E c’è una misura per ogni cosa. A volte una variazione del mille per cento vuol dire nulla nel suo significato economico, mentre un più 5 per cento è fondamentale per misurare lo slancio all’economia. Questa premessa pare indispensabile per capire i fuochi fatui che si stanno accendendo in vista delle elezioni europee del 26 maggio. Stiamo qui a discutere dello zero virgola che, per definizione, non potrà cambiare le sorti della nostra depressa economia. E’ un ossimoro dire che cresciamo di un più 0,1 per cento perchè non serve a nessuno. L’effetto psicologico però esiste ed è rilevante se siamo in vista di una tornata elettorale.
Vi è un altro aspetto dei numeri in economia. Sono facilmente falsificabili o non sono mai del tutto esatti; il che rende ancor più avvilente lo zero virgola.
Esemplare la storia accaduta in Grecia pochi anni fa. Essa è ambientata nell’istituto di statistica al Pireo ed avrebbe cambiato per sempre la storia europea. Siamo nel 2010 e a capo dell’istituto arriva Andreas Georgiou dal Fondo Monetario di Washington con l’incarico di rivedere la contabilità pubblica delle disastrate finanze elleniche.Il problema era che ben 17 società pubbliche erano tenute fuori dal calcolo del deficit. Se correttamente considerate nel conto, il deficit sarebbe balzato al fantastico livello del 16 per cento del PIL.
La Grecia era in bancarotta e si sarebbe trasformata ben preso in un protettorato di fatto dell’Europa, sotto la stretta sorveglianza della Troika.
Chi aveva scovato queste terribili verità non sarebbe stato forse un moderno eroe nazionale, ma un rigoroso e coraggioso civil servant, sì. Ma non fu così. Con stupore di mezzo mondo, l’integerrimo funzionario fu chiamato da una corte greca a testimoniare. I giudici volevano accertare, se il deficit pubblico fosse stato esagerato per far precipitare il paese nel caos. Ben presto Georgiou si rese conto che non era testimone, ma imputato. L’accusa mossa dal procuratore finanziario di Atene era di anakretis, cioè di alto tradimento.
Si stava assistendo a una rinnovata versione del romanzo di Kafka “Il Processo”. Josef K. era impiegato come procuratore presso un istituto bancario. Una mattina, due uomini a lui sconosciuti si presentano presso la sua abitazione, dichiarandolo in arresto, senza tuttavia porlo in stato di detenzione. K. scopre così di essere imputato in un processo. Pensando ad un errore, decide di intervenire con tempestività per risolvere quello che ritiene essere uno spiacevole e temporaneo malinteso. Non vi riesce in un crescendo di drammatiche assurdità, fino a subire la condanna a morte.

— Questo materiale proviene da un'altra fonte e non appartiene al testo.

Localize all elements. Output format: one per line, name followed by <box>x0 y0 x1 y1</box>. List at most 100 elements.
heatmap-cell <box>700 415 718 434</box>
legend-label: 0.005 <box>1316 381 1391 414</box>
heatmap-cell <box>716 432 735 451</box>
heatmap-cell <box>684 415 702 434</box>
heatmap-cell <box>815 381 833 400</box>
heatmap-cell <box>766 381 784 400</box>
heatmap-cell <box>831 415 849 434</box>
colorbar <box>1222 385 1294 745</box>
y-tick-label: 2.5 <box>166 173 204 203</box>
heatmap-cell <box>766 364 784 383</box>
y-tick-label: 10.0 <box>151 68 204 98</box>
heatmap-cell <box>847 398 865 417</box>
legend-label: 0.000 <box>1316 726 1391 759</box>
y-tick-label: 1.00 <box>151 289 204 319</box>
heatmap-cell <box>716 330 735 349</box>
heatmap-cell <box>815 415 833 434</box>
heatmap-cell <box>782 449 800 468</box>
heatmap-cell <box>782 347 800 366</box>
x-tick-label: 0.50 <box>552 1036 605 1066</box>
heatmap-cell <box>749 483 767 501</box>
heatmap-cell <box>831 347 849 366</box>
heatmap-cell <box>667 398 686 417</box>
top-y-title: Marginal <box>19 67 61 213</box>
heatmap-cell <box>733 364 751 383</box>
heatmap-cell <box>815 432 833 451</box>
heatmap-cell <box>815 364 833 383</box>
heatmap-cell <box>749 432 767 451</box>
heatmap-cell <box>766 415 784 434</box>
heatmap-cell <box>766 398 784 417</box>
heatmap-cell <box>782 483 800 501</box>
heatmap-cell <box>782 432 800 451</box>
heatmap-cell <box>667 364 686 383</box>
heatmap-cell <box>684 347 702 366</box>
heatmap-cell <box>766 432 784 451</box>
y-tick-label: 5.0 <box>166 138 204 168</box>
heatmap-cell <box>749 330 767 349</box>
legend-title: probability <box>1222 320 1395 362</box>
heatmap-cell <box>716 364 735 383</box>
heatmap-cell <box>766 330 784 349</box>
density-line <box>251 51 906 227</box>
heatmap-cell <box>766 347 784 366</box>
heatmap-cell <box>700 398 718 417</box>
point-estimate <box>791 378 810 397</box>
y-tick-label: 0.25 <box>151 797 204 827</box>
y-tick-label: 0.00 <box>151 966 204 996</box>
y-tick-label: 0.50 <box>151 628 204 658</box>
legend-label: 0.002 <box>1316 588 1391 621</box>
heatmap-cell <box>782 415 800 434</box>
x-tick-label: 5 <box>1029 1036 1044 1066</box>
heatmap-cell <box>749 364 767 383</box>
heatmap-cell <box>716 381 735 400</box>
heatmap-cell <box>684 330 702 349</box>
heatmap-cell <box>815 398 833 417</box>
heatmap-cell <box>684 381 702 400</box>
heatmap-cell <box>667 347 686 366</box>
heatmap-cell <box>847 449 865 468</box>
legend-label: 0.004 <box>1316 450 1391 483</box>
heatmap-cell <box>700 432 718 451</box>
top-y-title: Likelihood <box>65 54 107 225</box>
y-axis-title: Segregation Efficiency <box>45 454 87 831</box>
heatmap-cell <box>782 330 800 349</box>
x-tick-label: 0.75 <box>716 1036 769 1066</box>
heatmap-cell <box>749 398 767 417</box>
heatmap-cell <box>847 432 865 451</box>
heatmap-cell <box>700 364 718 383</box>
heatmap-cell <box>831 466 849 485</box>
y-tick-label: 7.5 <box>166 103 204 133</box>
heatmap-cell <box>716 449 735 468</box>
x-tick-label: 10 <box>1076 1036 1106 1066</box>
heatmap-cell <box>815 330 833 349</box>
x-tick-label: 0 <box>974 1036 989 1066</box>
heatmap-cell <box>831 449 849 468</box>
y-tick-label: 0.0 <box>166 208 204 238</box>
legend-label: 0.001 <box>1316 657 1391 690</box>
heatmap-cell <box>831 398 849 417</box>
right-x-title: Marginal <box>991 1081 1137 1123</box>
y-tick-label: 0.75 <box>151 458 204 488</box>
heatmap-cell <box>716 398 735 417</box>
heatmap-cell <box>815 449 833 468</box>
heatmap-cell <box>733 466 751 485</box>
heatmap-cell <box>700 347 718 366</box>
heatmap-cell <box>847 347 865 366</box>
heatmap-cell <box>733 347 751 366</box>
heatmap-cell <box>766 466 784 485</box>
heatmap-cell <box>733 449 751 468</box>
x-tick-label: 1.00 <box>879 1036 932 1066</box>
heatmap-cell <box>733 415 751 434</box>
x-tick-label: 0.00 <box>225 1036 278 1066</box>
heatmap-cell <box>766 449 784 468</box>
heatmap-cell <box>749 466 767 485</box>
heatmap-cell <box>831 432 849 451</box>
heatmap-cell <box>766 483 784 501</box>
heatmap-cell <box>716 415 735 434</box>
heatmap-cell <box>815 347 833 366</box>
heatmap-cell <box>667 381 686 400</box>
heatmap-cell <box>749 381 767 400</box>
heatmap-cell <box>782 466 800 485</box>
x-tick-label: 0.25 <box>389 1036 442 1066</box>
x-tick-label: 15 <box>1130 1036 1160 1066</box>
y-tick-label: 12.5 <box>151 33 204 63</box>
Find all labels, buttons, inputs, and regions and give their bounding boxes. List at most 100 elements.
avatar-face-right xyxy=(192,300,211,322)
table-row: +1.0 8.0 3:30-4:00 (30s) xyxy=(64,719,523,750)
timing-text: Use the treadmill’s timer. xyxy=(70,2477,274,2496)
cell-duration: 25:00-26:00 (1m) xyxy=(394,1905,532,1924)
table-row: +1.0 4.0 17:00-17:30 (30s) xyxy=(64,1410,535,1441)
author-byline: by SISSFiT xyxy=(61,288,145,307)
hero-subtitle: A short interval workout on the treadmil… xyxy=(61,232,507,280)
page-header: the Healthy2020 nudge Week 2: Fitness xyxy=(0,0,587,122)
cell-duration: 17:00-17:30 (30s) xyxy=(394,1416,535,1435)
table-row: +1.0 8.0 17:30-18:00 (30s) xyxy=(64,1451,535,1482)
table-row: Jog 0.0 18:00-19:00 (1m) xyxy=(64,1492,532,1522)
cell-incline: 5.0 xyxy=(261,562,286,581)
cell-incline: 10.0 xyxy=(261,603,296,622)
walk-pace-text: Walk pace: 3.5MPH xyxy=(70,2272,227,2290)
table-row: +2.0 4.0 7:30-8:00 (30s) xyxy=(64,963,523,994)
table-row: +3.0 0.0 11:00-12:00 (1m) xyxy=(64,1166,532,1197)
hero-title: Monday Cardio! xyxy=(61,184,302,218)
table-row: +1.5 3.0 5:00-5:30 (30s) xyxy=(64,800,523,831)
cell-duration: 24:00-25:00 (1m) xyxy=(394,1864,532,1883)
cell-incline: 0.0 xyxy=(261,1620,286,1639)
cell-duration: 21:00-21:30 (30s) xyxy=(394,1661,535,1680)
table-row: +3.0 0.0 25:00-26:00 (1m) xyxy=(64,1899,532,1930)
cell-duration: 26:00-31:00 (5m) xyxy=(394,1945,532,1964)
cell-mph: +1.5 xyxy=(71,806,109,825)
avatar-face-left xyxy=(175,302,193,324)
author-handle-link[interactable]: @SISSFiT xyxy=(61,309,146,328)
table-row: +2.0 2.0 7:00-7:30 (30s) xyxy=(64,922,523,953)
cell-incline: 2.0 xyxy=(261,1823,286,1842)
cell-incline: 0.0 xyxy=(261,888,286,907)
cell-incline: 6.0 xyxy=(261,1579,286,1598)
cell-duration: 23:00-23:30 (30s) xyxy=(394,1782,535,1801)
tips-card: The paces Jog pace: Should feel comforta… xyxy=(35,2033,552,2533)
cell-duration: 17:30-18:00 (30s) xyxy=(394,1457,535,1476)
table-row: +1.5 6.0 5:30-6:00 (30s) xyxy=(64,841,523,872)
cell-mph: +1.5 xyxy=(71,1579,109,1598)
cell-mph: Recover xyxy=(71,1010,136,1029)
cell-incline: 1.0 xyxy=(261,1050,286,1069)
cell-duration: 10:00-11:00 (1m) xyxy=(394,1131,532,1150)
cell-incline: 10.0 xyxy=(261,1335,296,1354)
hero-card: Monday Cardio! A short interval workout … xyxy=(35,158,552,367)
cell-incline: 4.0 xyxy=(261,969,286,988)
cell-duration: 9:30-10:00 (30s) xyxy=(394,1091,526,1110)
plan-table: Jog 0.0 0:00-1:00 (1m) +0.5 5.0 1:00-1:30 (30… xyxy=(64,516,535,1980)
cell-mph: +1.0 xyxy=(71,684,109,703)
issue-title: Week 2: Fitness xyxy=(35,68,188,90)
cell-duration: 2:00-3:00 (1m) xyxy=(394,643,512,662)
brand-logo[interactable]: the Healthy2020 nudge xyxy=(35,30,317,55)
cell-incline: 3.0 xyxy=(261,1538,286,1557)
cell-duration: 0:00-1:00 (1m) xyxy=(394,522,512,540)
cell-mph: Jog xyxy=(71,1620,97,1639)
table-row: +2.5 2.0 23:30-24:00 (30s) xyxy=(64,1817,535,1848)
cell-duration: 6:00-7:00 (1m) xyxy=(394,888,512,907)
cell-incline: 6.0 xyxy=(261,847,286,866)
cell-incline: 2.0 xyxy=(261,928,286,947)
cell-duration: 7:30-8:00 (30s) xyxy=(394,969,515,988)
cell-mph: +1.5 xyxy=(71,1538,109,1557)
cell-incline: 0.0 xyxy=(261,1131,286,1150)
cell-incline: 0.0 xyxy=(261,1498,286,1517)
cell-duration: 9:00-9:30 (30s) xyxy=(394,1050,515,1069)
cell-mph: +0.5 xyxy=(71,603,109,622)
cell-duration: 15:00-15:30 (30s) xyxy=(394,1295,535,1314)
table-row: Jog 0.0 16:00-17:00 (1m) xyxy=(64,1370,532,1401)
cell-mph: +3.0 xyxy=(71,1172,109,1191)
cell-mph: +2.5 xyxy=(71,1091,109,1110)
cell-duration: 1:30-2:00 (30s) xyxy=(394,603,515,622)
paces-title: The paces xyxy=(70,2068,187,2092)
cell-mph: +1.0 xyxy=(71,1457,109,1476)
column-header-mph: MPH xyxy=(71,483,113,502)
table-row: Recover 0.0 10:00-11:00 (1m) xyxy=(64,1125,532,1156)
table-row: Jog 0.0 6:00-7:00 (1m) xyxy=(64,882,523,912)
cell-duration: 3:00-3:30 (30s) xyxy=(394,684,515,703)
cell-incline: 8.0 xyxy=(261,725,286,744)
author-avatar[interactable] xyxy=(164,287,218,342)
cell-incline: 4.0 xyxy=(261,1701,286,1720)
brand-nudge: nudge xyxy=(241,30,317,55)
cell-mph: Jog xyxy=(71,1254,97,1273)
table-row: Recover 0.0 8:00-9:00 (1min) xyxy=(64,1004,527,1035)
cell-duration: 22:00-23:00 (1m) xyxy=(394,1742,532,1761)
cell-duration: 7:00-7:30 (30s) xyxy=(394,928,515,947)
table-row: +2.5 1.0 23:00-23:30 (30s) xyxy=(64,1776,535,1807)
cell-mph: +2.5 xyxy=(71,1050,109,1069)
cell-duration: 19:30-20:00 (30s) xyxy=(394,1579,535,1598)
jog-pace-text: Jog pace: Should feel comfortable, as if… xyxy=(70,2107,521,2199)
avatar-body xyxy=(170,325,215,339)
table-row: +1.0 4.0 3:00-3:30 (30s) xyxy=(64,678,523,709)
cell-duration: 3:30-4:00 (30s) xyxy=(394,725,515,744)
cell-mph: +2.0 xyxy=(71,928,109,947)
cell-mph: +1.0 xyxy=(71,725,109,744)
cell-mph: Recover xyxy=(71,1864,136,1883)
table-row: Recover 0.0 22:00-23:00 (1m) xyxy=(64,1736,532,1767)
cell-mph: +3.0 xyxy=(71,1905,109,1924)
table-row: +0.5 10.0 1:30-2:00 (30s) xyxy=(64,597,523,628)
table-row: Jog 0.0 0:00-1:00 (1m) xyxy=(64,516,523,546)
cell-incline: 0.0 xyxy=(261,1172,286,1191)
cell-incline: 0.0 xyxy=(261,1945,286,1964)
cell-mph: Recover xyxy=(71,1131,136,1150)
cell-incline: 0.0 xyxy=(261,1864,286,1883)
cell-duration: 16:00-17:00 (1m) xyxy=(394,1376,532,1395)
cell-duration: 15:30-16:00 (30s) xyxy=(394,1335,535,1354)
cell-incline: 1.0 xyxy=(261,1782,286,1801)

La storia dello statistico greco Georgiou è stata narrata da Federico Fubini nel romanzo La via di fuga (ed. Mondadori). Non credo siano in molti a conoscerla.
Sono storie che raccontano le verità nascoste dietro i numeri. Ci si riesce sempre a mettere la polvere sotto il tappeto per qualche tempo. Pensiamo alle sofferenze delle banche italiane esplose all’improvviso, ma che erano nascoste nelle pieghe dei bilanci da anni e anni.
Ed ancora, le quotidiane diatribe sui conti pubblici potrebbero essere riguardate da altro punto di vista. Se tutti pagassero l’enormita’ delle tasse evase avremmo ogni anno un surplus del 4/5 per cento del Pil. Come dire che nell’arco di un decennio il debito pubblico sarebbe dimezzato.
In conclusione, non è spiattellando dei numeri che si fa politica, anche se spesso accade proprio così. Bisogna capire quali sono i numeri che contano e pensare con un po’ di malizia che c’è sempre chi lavora nell’ombra per ritoccarli ai propri fini. La democrazia non ha ancora scovato validi anticorpi contro queste mistificazioni, purtroppo. E’ innegabile, però, che nei periodi in cui prevale la demagogia questi comportamenti si insinuano più in profondità ed è più difficile estirparli. La verità dei numeri diventa una peste da cui stare alla larga.